I've said before on this blog that not all biblical authors have the same understanding of God. In some stories, God only cares about Abraham and his descendants, the people of Israel. Foreigners are treated as unimportant, or even with a sense of contempt. In other stories (like Ruth and Jonah) foreigners are treated with respect and it is clear that God also cares for them.
This story obviously belongs to the first category. As far as the writer is concerned, foreigners like Abimelech don’t really matter so he sees no problem in showing God treating him unfairly, but I think this is the writer's issue and not God's. The story isn't rally about Abimelech, after all. It's about God and Abraham and their relationship, a relationship that is characterized time and again by Abraham's lack of trust in spite of God's trustworthiness.
Abraham has been promised life and abundance by God several times now, but in spite of this, he still has a lot of doubt.

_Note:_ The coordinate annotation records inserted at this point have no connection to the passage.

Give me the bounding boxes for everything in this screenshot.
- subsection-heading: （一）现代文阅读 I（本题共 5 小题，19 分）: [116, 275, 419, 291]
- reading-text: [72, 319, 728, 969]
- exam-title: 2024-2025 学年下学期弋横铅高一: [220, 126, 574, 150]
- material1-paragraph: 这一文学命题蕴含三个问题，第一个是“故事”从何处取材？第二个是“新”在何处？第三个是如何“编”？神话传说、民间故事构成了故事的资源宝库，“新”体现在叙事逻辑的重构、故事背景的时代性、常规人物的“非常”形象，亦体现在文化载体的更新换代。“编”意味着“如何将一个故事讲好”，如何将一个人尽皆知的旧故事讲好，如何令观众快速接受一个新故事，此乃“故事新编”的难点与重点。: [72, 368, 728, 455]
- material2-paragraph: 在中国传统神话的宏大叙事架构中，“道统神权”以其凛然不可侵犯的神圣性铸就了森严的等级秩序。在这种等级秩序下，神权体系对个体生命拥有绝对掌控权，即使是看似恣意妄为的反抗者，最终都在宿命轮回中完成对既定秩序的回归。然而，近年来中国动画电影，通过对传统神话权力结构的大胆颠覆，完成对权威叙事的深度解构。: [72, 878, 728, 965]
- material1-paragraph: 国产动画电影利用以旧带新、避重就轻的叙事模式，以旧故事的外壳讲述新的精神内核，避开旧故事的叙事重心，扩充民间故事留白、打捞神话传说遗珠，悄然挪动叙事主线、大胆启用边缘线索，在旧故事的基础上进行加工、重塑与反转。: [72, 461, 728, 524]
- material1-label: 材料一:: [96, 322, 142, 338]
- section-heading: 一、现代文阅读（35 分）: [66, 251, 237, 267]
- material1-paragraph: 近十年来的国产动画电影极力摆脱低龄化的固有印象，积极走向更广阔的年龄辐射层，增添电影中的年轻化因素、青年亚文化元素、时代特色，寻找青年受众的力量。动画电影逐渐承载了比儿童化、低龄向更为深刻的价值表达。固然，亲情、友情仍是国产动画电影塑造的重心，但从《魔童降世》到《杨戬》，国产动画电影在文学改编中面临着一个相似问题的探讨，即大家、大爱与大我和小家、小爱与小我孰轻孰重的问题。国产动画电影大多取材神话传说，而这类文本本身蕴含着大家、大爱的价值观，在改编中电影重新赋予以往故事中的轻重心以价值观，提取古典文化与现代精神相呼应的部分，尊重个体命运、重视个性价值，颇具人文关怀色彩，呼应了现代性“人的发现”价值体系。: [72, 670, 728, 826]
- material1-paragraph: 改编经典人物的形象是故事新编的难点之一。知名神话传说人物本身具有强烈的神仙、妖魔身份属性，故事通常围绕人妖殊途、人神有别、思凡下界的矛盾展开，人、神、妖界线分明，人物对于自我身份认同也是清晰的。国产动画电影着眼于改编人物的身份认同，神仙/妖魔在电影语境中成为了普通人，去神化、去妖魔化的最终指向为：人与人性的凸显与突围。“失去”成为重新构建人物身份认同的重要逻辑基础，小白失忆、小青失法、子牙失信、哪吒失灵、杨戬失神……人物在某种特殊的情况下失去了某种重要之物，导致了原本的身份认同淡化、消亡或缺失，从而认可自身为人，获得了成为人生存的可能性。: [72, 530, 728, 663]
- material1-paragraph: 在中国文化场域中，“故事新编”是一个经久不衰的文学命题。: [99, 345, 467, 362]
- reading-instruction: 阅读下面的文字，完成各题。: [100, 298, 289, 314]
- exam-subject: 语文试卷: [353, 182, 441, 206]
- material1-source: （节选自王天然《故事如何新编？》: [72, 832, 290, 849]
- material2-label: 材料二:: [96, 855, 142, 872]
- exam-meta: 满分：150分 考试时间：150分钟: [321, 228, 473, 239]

His scheme to pass Sarah off as his sister comes out of the (as it turns out unjustified) fear that the local ruler is going to have him killed in order to steal his wife. Rather than trusting in God to protect him, or showing some integrity as a husband, he throws his wife to the wolves. Abraham's priority is saving his own skin. He's not a faithful man in this story, not to Sarah and not to God.
But God is faithful to Abraham. The patriarch doesn't deserve to be saved but God saves him anyway. God has made Abraham a promise and will go to any length to keep that promise… even when Abraham has done nothing to be worthy of the promised blessing.
And that's the message in a nutshell: God keeps faith with people, even when people don't keep faith with God. It's a message of hope that when we give up, or alter, or make mistakes, or even do what we know is the wrong thing, God is still faithful to us. That's a massage of grace that is so much a part of God's character that it shows up even in a primitive, narrow-minded, intolerant of foreigners story like this.